Black screen of death

ah3nderson

Prominent
Aug 11, 2017
2
0
510
So I build my first PC about a year and a half ago. My OS was saved to my SSD, along with a lot of other things. I recently purchased a new HDD and I tried to move all that was on the SSD tô that HDD. That royally messed up everything. I did the best I could to move back at least the OS to the SSD, and that helped a lot, however I lost some random functionalities. I tried to restore and reset the PC and wipe everything off the SSD and HDDs, but it would get to about 50% of the reset and quit and say it ran into an error and nothing was changed. I tried different ways to reset without wiping too. All with no luck. I finally gave up and shut my computer off. When I tried the next morning to use it, upon power up it would show my Gigabyte screen then go to a black screen (without cursor). It just sits there. Ive tried to boot with different drives, gone and toyed with the BIOS and still nothing. Any advice would be appreciated.
 

ah3nderson

Prominent
Aug 11, 2017
2
0
510
The solution was in fact, reinstalling Windows 10. However, it wasn't very cooperative. I put the Windows 10 CDROM in, and booted up on my optical drive. It went through the normal download setup. When it finished the download of windows 10, it went to a black screen again. I tried it again, and while I was going through the download settings for the second time, I decided to format both my HDD's and my SSD. For whatever reason this format temporarily corrupted those drives and the OS wouldnt even let me select any of those drives to download to.
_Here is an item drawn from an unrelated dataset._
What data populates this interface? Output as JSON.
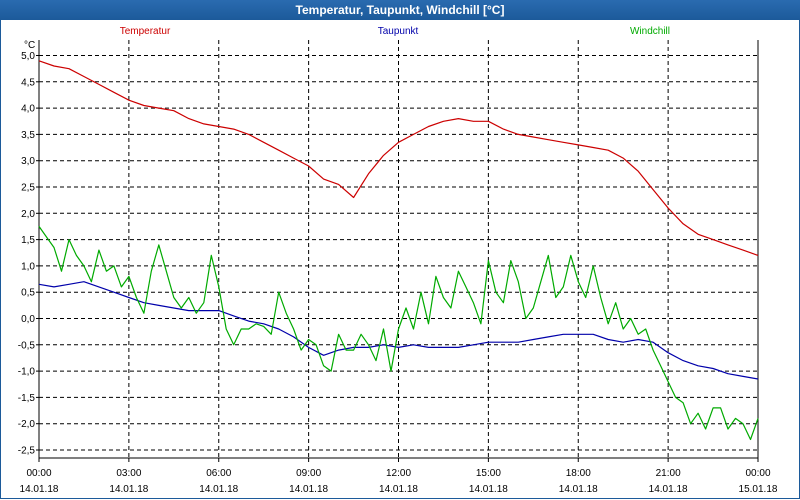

I took all my drives out of my housing, hooked them up to another working PC (on top of that PC's drives) and reformatted them through 'Disk Management". Once they showed that they were healthy, I installed them back into my PC and tried the OS download again. Sure enough, worked like a charm. Moral of the story: There were corrupted files on both my HDD's and my SSD causing the issues. Would not move forward with any troubleshooting until they were all formatted correctly through a seperate, working PC's Disk Management.